Plants we use to make us look & smell good

  • Clothes - one of the most important natural fibres in the world today comes from the cotton plant. The chances are that each of us is wearing a garment made of cotton. Linen is made from the flax plant. Wood fibres give us cellulose, which is used in the manufacture of viscose.
  • Soap - plant oils are amongst those used, for instance African palm oil and the coconut palm.
  • Shampoo - plants are partly responsible for its cleansing qualities and fragrance.
  • Often plants used are herbs, such as lavender or other scented plants, such as sandalwood, almond and coconut. Many are also used for their medicinal properties, such as jojoba and chamomile.
  • Bathing - a range of plant oils and extracts are used to soothe and relax. Many plant oils are used to moisturise. Loofahs are used to scrub ourselves - this is the bleached skeleton of a cucumber-like fruit of the gourd family.
  • Toothpaste - contains cellulose and cellulose gum, which are derived from wood pulp. Extracts from mint and strawberries may be used to flavour toothpaste.
  • Cosmetics - substances extracted from nuts, avocados, aloe vera and carrots are often used in the preparation of cosmetics.
  • Hair dyes - henna is very popular, but colours can also be obtained from ground coffee beans, black walnuts and oak galls.
  • Scents and perfumes - many plants are used for their scents, such as frankincense, sandalwood, lily-of-the-valley, lavender and citrus plants.

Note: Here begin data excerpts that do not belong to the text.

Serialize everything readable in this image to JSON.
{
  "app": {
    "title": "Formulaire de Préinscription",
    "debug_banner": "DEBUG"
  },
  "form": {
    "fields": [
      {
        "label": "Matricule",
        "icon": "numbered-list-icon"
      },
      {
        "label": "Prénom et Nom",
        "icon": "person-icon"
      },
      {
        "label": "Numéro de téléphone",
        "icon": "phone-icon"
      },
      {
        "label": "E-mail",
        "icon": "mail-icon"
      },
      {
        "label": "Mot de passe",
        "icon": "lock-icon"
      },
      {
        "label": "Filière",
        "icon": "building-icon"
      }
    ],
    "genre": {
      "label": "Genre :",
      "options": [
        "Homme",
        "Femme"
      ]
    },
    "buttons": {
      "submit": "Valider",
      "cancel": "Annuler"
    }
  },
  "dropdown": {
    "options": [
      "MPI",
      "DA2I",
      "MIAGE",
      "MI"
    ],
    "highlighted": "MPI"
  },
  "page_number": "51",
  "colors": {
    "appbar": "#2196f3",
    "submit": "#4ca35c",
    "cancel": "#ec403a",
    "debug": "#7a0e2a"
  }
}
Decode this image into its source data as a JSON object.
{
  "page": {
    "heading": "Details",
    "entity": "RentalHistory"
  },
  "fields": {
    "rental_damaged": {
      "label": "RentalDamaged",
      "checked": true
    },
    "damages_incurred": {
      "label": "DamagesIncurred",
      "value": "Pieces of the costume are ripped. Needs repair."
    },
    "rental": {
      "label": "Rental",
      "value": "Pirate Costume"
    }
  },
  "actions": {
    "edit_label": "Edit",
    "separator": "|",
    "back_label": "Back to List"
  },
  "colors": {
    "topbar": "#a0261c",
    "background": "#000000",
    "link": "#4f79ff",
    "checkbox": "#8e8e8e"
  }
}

Plants in our leisure time

  • Boats - are often made from various kinds of wood; jetties that they moor at are usually made of hardwood. The ropes to secure them can be made from hemp and sisal.
  • Sports - cricket, hockey, polo, baseball, golf, billiards and croquet, all rely on plants for their equipment. Some sports rely on grass to play on.
  • Musical instruments - from drumsticks to bagpipes, recorders to bassoons, panpipes to string instruments all contain plants.

Plants inside and outside the home

  • Buildings - all houses in the UK and many around the world use wood, whether in the framework, floors, doors, windows, skirting boards, roofs, etc. It will be mostly softwood grown in managed forests.
  • Furniture - hardwoods and softwoods of all kinds are used for kitchen cabinets, tables, chairs, wardrobes and much more. Plant stems are also used, such as willow, bamboo and rushes.
  • Floor coverings - can be made from wood, cork, coconut fibre, jute, viscose, linoleum and sisal, to name but a few.
  • Wall coverings - plant ingredients are vital for both wallpaper and household paint. Linseed, soya beans, pine resin and wood pulp are all used.
  • Writing and drawing - paper, inks, paints, pencils and erasers are just a few of the items we use to draw and write with that are made from plants and plant extracts.
  • Medicine - plants have long been used for their natural healing properties. Many are still used in modern medicines today. For example; the leaves of the foxglove contain a substance that is used to treat heart conditions. In correct doses, it helps the heart to beat more slowly and strongly. Large doses are likely to be fatal.
  • Many plant derivatives are used in their natural states, such as evening primrose oil, echinacea, castor oil, aloe vera, ginseng, chamomile and garlic.Plants are also used in the production of bandages (cotton), antiseptics (tea tree oil)and plasters (cotton).
  • The bark of willows has given us acetylsalicylic acid, which led to the creation of aspirin, the commonly used painkiller. 
  • Plants use energy from the sun to make food, which is the start of every food chain. Without plants, therefore, there would be no animals and no people.